Imaging also plays a crucial role in diagnosing mucormycosis; however, radiological features are usually not specific. CT scan for pulmonary mucormycosis has been well studied, presenting classically as a reversed halo sign showing enhanced consolidation with central ground glass appearance. Other features include multifocal pneumonia which is usually indistinguishable from bacterial or aspiration pneumonia [9]. In ROC mucormycosis, both CT scan and contrasted MRI are useful, nonetheless, the former is cost-effective and readily available [13, 35]. However, MRI is useful in detecting the disease at an early stage before bone destruction is evident on CT scans. Furthermore, MRI has proven to be useful in the detection of sinus, extra sinus, intracranial, vascular, orbital, optic nerve, and skull base involvement, all of which have benefits to prognostication, staging, treatment planning, and follow-up [35].

Treatment

The mainstay treatment for mucormycosis is the combination of surgical debridement, anti-fungal therapy, and elimination of the underlying risk factors mentioned earlier. Surgical debridement should be done as soon as the diagnosis of mucormycosis is suspected. Debulking of the infection by surgical debridement is associated with improved outcomes for ROC and pulmonary mucormycosis [6, 38]. Amphotericin B is the most active antifungal drug against the Mucolares, started as an initial dose of 5–10 mg/kg for several months to years. Early treatment with Amphotericin B is crucial in achieving disease control, however, renal impairment following the drug is not uncommon particularly for non-lipid-based Amphotericin B. The lysosomal formulation as compared to deoxycholate is well tolerated and has less nephrotoxicity [3, 11, 40]. Step-down therapy following Amphotericin B is with broad-spectrum azoles, i.e., Posaconazole and Isavuconazole for patients who have responded to Amphotericin B. The use of Posaconazole delayed-release tablets (300 mg every 12 h on the first day, then 300 mg once daily) [33] taken with food is favorable when switching to an oral regimen. One study done in patients with COVID-19-associated Mucormycosis showed improvement with triazoles, i.e., Posaconazole or Isavuconazole as predominant antifungal therapy [33]. In this case, Amphotericin B dosage was low due to impaired renal function, and step-down treatment was done with itraconazole due to scarcity of the triazole, which may have contributed to the mortality.

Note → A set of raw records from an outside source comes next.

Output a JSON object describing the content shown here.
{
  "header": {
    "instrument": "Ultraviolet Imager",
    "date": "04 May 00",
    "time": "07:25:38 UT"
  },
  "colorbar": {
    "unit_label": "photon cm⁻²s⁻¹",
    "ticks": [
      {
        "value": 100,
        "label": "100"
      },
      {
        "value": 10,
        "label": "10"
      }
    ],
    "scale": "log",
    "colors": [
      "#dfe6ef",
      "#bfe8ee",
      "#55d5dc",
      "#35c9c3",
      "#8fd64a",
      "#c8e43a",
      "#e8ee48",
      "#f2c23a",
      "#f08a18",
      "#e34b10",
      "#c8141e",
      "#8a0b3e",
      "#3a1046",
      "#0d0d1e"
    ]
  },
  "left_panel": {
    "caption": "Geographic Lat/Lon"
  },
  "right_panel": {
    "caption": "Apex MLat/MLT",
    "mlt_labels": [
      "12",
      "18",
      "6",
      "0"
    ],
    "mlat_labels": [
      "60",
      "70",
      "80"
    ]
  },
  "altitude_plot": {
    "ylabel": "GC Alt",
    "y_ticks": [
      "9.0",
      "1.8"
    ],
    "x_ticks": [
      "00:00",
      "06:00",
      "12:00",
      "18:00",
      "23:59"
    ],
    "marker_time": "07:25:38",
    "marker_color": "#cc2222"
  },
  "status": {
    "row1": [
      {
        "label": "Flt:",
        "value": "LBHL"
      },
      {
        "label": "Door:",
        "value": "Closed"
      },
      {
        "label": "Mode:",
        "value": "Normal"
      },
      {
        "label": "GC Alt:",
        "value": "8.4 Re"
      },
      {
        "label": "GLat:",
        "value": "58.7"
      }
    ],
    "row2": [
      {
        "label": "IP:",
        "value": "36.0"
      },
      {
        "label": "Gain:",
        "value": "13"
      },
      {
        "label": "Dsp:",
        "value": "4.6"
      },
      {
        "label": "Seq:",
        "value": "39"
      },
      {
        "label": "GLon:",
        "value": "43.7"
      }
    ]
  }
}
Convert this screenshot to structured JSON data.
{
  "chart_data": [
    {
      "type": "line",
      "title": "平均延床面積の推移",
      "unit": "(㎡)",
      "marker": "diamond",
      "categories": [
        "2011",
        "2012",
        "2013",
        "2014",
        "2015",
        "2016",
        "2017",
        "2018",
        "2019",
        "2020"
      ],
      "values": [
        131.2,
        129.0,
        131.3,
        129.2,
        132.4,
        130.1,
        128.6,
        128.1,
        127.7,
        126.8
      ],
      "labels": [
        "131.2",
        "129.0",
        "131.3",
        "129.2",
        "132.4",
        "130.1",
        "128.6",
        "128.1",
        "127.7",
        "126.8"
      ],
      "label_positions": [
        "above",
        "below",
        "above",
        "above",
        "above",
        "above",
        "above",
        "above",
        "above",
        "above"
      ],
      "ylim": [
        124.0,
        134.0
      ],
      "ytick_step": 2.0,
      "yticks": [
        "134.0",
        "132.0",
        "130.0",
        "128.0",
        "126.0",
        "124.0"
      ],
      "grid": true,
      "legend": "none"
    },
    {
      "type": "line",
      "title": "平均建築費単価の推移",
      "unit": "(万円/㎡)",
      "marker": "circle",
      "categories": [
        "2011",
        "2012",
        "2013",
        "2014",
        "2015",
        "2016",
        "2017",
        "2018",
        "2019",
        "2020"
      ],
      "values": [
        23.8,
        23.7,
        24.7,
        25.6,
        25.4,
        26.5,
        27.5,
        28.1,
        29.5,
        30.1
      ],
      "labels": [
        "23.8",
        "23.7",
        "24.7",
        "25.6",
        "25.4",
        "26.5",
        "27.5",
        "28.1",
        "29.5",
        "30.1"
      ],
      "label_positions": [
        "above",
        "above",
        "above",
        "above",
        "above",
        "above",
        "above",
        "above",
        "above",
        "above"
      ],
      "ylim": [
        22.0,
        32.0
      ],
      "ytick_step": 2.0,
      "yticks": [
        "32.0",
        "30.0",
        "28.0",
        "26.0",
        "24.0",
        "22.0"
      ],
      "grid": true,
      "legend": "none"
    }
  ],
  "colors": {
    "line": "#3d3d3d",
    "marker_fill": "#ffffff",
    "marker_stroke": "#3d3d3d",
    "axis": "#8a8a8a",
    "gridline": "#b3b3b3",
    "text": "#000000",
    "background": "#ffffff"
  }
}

Combined antifungal therapy is still under clinical trials but studies have shown better outcomes when Amphotericin B is combined with triazoles such as Posaconazole and Isavuconazole as well Echinocandins particularly Caspofungin [20, 34] and especially in diabetic patient as in this case [24]. Although the use of these antifungal therapies is well known, susceptibility varies across the species [20, 32]. In general, Mucor spp. are more susceptible to Posaconazole, Isavuconazole, and Itraconazole as opposed to Rhizopus and Lichtheimiaceae [1, 39]. Other antifungal medications such as Voriconazole, Fluconazole, and Flucytosine are ineffective in mucormycosis [39].

Conclusions

Mucormycosis remains a fatal disease with poor outcomes and necessitates high-index clinical suspicion. The clinical presentation and outcome are influenced by underlying risk factors, promptness of aggressive treatment, and comorbidities altering treatment. Mucormycosis should be staged early on to assess response to treatment and follow-up should be done by imaging and monitoring the drug minimum inhibitory concentration (MIC) to predict response. In Africa, where limited information exists about mucormycosis, it is imperative to conduct additional research to identify underlying risk factors and understand the true burden of the disease, given the increasing prevalence of diabetes mellitus and other risk factors in the region.